A number of eastern Christmas customs can be observed at the Kucios or Christmas Eve dinner: the straw on the table (a sign of fertility and a symbol of Christ’s birth in a stable), the round wafers, a place set for the dead or absent family members and twelve meatless dishes. On the traditional menu would be fish, potato pancakes, sauerkraut, beet soup, mushrooms in sour cream with fruit compote, grain pudding, poppy-seed milk and cookies for dessert. It was customary in some Lithuanian familes to leave some food on the table after dinner in case the Holy Family passed by. Another lovely tradition is for each member of the family to place a straw for every gracious word or act which occurred at Christmas into a cradle which is laid under the Christmas tree for the baby Jesus.

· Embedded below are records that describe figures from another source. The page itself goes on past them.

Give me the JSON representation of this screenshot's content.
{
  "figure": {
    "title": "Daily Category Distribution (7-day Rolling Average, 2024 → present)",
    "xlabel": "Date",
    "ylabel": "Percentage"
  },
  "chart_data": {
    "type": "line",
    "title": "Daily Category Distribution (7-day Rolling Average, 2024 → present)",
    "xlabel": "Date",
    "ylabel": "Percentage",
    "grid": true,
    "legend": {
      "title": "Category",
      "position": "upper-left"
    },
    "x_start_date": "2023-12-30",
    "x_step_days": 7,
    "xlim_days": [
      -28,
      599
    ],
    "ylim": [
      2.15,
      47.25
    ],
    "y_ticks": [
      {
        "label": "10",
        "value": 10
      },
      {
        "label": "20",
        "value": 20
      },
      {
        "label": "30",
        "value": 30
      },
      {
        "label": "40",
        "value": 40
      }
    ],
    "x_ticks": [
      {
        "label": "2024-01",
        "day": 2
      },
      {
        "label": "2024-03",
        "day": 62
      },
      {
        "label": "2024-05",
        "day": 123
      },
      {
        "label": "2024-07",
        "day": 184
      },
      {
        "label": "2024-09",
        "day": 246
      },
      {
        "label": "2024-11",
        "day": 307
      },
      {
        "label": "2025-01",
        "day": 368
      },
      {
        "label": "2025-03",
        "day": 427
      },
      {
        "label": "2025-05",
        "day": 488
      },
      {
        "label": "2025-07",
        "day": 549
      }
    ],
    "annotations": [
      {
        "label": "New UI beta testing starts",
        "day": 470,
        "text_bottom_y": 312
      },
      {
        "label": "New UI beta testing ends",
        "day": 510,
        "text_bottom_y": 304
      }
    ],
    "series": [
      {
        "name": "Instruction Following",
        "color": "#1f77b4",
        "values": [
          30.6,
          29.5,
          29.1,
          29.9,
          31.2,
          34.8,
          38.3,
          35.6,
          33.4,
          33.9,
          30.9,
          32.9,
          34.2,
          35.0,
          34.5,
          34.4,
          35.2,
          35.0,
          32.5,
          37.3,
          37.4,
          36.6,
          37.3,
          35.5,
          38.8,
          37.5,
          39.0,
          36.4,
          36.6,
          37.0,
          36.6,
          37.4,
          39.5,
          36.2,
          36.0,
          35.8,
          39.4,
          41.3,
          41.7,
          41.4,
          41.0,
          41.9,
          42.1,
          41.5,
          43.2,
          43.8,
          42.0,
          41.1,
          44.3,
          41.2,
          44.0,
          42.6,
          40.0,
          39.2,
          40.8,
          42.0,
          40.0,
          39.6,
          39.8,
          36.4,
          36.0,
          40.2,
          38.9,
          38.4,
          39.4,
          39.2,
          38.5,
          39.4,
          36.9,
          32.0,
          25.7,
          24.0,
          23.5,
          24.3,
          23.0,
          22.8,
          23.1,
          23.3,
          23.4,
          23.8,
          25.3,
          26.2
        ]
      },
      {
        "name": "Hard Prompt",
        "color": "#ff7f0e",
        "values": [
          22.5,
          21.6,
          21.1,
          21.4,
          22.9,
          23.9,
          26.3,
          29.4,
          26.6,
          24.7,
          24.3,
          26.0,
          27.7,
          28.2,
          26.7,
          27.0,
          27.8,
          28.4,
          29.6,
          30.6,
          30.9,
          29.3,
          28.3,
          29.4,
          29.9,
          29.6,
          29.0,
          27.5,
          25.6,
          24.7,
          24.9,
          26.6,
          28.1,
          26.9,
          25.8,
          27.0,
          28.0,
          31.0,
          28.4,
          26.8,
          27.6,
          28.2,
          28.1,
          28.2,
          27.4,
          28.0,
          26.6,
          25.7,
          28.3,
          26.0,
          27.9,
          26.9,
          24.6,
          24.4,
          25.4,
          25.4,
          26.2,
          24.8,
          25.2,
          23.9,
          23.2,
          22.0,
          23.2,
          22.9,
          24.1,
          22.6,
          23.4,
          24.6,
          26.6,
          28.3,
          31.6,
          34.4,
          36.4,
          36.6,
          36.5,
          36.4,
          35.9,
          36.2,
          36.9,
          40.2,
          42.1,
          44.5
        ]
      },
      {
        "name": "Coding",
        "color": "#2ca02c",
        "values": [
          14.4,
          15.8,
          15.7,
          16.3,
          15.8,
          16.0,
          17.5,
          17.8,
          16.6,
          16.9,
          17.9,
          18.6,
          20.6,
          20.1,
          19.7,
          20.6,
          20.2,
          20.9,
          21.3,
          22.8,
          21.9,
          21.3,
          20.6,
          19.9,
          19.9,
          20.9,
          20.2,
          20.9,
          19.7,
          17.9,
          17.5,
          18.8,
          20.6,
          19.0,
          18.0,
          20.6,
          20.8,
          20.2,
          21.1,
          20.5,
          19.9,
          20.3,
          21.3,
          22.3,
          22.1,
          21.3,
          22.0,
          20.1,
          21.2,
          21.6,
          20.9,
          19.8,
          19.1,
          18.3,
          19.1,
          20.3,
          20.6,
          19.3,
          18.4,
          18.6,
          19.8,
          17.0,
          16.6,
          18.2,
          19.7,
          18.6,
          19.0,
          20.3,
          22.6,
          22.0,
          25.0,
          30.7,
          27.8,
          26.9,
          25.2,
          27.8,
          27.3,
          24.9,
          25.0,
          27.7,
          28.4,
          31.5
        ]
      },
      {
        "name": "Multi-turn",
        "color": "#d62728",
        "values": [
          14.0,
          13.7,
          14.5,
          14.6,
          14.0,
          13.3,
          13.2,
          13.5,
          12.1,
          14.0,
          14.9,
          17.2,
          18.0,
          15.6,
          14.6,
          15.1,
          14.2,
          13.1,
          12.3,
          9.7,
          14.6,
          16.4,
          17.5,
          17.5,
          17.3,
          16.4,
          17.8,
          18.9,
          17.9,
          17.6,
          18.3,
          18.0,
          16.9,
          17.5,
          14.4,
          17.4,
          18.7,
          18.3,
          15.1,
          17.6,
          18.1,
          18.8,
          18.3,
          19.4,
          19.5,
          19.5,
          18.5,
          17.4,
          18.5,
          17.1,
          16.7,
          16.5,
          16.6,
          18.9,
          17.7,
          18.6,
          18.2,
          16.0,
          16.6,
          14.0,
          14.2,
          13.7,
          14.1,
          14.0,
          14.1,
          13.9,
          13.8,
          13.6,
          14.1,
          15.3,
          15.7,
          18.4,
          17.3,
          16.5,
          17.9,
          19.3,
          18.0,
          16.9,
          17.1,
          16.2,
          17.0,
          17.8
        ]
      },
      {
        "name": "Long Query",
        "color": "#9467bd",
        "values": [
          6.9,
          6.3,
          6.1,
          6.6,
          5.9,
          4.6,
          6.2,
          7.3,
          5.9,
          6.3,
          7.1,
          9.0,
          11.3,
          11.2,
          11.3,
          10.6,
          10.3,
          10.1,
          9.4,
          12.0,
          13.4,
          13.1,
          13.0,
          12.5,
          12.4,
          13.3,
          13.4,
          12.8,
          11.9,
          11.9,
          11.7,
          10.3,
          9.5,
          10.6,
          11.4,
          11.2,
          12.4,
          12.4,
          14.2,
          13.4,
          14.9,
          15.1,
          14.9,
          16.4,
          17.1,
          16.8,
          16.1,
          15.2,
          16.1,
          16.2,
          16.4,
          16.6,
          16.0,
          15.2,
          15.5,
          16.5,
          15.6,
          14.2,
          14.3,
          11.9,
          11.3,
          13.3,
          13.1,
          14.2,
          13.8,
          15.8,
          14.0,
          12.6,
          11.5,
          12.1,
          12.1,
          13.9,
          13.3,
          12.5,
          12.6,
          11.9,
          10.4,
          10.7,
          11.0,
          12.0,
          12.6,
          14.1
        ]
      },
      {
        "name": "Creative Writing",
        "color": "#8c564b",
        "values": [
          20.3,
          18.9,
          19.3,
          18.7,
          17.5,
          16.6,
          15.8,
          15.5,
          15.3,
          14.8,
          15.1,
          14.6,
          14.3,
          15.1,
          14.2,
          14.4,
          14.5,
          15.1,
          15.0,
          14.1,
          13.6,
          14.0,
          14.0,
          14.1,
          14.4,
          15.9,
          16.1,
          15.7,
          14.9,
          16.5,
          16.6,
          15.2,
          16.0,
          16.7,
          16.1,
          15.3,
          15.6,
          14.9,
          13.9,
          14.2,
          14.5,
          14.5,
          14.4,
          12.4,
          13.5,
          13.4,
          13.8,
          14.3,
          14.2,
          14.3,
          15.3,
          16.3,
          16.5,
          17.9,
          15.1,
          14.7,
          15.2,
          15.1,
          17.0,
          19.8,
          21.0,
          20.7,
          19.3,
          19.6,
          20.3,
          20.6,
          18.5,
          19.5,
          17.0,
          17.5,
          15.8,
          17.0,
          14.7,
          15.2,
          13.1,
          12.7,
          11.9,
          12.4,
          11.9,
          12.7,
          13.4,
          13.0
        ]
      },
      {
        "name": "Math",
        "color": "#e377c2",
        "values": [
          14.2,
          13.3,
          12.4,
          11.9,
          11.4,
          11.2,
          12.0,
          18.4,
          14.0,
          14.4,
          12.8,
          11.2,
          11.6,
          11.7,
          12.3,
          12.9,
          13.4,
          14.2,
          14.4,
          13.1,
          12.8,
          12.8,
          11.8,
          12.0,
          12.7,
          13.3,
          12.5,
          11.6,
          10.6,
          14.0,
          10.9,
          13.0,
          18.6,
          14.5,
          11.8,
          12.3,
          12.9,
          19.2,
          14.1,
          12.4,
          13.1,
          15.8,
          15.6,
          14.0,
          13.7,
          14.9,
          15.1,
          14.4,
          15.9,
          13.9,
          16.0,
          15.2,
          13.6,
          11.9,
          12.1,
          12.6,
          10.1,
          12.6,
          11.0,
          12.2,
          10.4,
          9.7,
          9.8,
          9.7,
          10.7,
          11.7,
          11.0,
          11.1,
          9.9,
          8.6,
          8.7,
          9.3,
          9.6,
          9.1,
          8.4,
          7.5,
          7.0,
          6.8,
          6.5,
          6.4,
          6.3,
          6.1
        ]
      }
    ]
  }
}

A recent addition to Lithuanian Christmas is the Christmas tree which first became popular in the 1920s and 1930s. The custom was to decorate the tree away from the sight of the children, usually with home-made orrnaments fashioned from straw, fruit and candies and lit by real candles. After dinner the tree and the gifts are revealed to the children who then open the presents brought by Kaledu Senelis, Grandfather Christmas. Often the gift-bringer appears in person on Christmas Eve and before handing over the presents he will demand that the recipient earn the gift by reciting a poem, playing an instrument or singing a song. After the excited kds are put to bed adults go to the midnight church service called the Shepherds’ Mass.
Epiphany marks the end of the Christmas season in Lithuania. The tree is stripped of its remaining candies and treats by the children and the decoratiions are put away for another year.
Lithuanian customs include many different means of divination especially for determining one’s future spouse. Unmarried people draw a piece of straw from under the Christmas Eve tablecloth: a long, thin stalk betokens a tall, thin husband; a short, thick stalk indicates a short, fat husband. If a married person draws a thin piece it means a bad year economically, a fat piece means a fat wallet. If a married woman pulls a straw that is thicker in the middle, she will have a baby that year. In a kind of Christmas Rorschach test, interpreting first impressions from a crumpled piece of paper or a blob of wax in cold water can also yield glimpses of the future: a form of transportation means travel in the new year; a house or building means a move; a flower points to a wedding; a cradle, a birth; and a coffin or burning candle, death. Those with flexible young bodies were urged to attempt this form of divination: after supper on Christmas Eve, go into a room, place a mirror against a door and, bending down, look at the mirror through their legs; in it will be revealed the future husband or wife.